もちろん、ファンアイテムですから一定の消費者はまだいますし、テレビでリアルタイム視聴にこだわるアニメファンもたくさんいます。ですが、メインストリームは「自宅(首都圏以外)で」「手軽に」「安価で」「好きなときに」見られるネット配信なのです。

2016年のデータですが、円盤売上が418億に対して、ネット配信の売上はすでに478億です。

参照:ネットフリックスは、アニメ制作を根底から変えようとしている

製作委員会方式もやがて廃れるかも。Netflixが制作費を出して独占配信している。

「亜人」といった、Netflix独占配信のアニメは、テレビCMなどでもよく流れて、意外と認知度は高いと思います。下手したらラブライブより高いかもしれません。

こうしたNetflix独占配信のアニメに関しては、Netflix自体も制作費を出資しています。

今後、こうした資本の意向を汲んでつくられるアニメが、ネット配信の台頭とともに増えていくかもしれません。

アニメ制作現場には朗報

アニメ制作の現場も、変わっていくと思います。

というのも、皆でお金を出し合う製作委員会方式では、予算と製作期間に限りがあるのです。

ところが、Netflixをはじめ海外の大資本が日本のアニメに目をつけ始めた。お金と製作期間を潤沢に与えられれば、アニメ制作の現場はそっちに「引っ張られていく」ことでしょう。

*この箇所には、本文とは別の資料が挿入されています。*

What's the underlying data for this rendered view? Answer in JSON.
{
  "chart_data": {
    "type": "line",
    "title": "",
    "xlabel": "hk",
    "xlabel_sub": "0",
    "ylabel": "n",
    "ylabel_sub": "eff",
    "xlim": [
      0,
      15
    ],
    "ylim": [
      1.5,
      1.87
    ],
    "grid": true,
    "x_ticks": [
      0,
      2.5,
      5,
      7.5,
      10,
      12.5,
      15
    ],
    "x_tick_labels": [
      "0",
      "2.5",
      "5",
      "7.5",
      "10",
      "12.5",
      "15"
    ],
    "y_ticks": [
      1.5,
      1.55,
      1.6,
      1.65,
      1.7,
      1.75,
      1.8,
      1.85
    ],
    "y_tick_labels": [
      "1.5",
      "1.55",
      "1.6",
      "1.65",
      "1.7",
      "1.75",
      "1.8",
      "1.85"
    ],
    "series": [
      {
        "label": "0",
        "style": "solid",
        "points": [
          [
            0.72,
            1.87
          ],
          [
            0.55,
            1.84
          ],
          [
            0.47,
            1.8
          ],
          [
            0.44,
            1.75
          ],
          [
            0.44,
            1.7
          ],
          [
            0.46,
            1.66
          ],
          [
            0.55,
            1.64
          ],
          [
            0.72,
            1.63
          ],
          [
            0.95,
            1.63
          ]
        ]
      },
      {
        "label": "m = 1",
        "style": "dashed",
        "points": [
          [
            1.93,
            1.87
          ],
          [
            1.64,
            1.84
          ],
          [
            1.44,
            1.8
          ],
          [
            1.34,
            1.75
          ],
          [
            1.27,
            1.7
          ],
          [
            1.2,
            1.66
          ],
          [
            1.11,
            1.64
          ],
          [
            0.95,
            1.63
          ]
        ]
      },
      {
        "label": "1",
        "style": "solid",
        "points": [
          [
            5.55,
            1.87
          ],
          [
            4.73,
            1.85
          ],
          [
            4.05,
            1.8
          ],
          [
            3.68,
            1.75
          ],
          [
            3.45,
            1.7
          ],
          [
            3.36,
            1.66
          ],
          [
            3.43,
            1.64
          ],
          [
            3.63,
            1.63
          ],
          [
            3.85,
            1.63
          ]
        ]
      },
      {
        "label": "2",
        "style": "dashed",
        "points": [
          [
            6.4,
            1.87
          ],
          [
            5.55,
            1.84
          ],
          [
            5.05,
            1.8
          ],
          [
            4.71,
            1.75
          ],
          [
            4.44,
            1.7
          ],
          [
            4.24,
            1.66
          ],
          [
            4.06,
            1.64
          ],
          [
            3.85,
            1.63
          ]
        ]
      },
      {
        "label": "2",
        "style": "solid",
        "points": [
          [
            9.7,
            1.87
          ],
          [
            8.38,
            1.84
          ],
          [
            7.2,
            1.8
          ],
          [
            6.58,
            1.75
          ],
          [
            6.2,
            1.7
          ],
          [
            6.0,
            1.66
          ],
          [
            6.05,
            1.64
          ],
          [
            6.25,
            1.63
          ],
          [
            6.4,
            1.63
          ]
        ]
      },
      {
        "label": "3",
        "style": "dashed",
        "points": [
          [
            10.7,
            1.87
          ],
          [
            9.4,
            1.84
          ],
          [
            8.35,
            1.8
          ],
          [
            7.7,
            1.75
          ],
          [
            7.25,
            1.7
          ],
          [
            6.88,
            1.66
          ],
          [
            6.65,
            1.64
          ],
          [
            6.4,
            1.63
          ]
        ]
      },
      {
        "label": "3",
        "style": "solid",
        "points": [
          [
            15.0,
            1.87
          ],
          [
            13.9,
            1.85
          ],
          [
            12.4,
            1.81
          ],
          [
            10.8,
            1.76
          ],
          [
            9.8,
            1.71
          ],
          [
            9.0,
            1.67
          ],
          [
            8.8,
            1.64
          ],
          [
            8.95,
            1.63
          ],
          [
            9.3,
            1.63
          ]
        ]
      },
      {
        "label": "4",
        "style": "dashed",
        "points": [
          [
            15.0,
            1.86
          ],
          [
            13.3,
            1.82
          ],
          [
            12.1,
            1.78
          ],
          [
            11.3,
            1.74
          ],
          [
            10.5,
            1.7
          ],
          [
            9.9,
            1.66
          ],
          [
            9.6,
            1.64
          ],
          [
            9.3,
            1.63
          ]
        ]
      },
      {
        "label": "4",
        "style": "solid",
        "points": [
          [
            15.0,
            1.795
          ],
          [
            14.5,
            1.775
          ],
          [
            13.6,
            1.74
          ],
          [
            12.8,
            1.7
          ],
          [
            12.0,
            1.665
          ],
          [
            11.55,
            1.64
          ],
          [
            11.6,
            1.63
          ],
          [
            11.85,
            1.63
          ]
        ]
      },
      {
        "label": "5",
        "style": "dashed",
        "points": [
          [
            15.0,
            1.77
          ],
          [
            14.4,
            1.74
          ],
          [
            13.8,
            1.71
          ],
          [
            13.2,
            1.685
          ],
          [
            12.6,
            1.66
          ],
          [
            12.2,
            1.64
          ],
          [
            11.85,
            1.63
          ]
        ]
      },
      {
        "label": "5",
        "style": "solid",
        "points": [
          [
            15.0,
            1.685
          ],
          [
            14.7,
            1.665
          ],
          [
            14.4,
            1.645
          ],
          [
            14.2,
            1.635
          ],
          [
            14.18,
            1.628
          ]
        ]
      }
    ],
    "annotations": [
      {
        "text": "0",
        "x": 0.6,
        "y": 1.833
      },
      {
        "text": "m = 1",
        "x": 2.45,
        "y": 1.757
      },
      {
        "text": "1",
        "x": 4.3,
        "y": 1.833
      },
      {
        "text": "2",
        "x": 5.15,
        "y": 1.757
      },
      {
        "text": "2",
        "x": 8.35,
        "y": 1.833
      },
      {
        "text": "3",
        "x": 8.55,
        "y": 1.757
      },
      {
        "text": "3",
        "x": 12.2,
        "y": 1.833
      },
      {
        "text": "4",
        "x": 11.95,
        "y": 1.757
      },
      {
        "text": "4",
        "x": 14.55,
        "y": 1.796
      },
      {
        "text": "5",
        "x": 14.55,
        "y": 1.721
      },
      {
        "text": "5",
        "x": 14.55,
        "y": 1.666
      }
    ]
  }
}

予算と製作期間はとても大事。酸素のようなものです。なければ作品が死にます。

このブログでよく感想を書く「3月のライオン」が面白いのも、NHKという大スポンサーがついているからだと思います。

低予算・低コストで作っていたアニメが、徐々にハリウッド式に高コスト体質に変わっていくかもしれません。その是非は、今のうちに議論されるべきだと思います。

中国も本格的に動いてきている。

中国資本の動きも活発です。最近は日本放映のアニメにも中国資本のアニメが進出しており、あまり成功はしていませんが今後もこういった動きは続くと思います。

アニメ業界の枠組みが変わる。

と思います。

まとめ

  • 円盤が売れない。
  • ネット配信が台頭している。
  • 製作委員会方式も廃れるかも。
  • アニメ業界の枠組みが今後変わる可能性。

アニメ業界には暗い話題が続いていましたが、光が差してきた用に感じます。もちろん、中国やアメリカのご機嫌を伺ったアニメしか作れなくなったら本末転倒ですし、制限がなくなったことで駄作が氾濫する可能性もあります。ですが、いい兆候ではあると思うのです。というか、いままでがアニメ制作者にとって厳しすぎた、と思います。個人的には、限られた状況の中で最大限に頑張る日本的職人芸もなくならないでほしいのですが・・・。

コメント

  1. […] 配信と円盤の市場規模が逆転 これからは配信主流に http://sakanazukan.net/ikikata/disk/# […]

  2. 紅野ヒロミ より:

    昭和後期の1983年(vhsなどのビデオソフトの普及期)に誕生したovaが無くなる可能性が令和の現在になって高まりつつありますね。OVAの分数が基本20分(逮捕しちゃうぞのテレビ放送開始に合わせてその分数で製作していたのがきっかけ)あたり(同じ20分物はwebアニメの方が有利)で単発でしか製作していない作品も出てきています。他国では違法海賊配信にまで頼らざるを得ないほどの鎖国レベルの作品(ナナカオ、ハンツートラッシュなど)も少なくありません。
    またコロナショックもあってアニメ製作会社は経営難に見回れており、OVAを取り巻く環境は更に厳しくなりつつあります。平成半ばに誕生したWebアニメに製作本数を追い抜かれるなどovaがなくならないという保証が低くなってきており(のんのんびよりoad(jva日本映像ソフト協会の特殊ルート扱い)は原作漫画最終巻発売を以て製作を終了予定)、今後の予断を許さない状態です。話を変えるが任侠映画などの特定ジャンルが主体のVシネマ(オリジナルビデオ映画)の大手の円盤ビデオソフトメーカーであるオールインエンターテインメント(旧gpミュージアム)はライツキューブの傘下に入っている。ケイエスエスは事実上廃業している(版権はソフトガレージに譲渡)。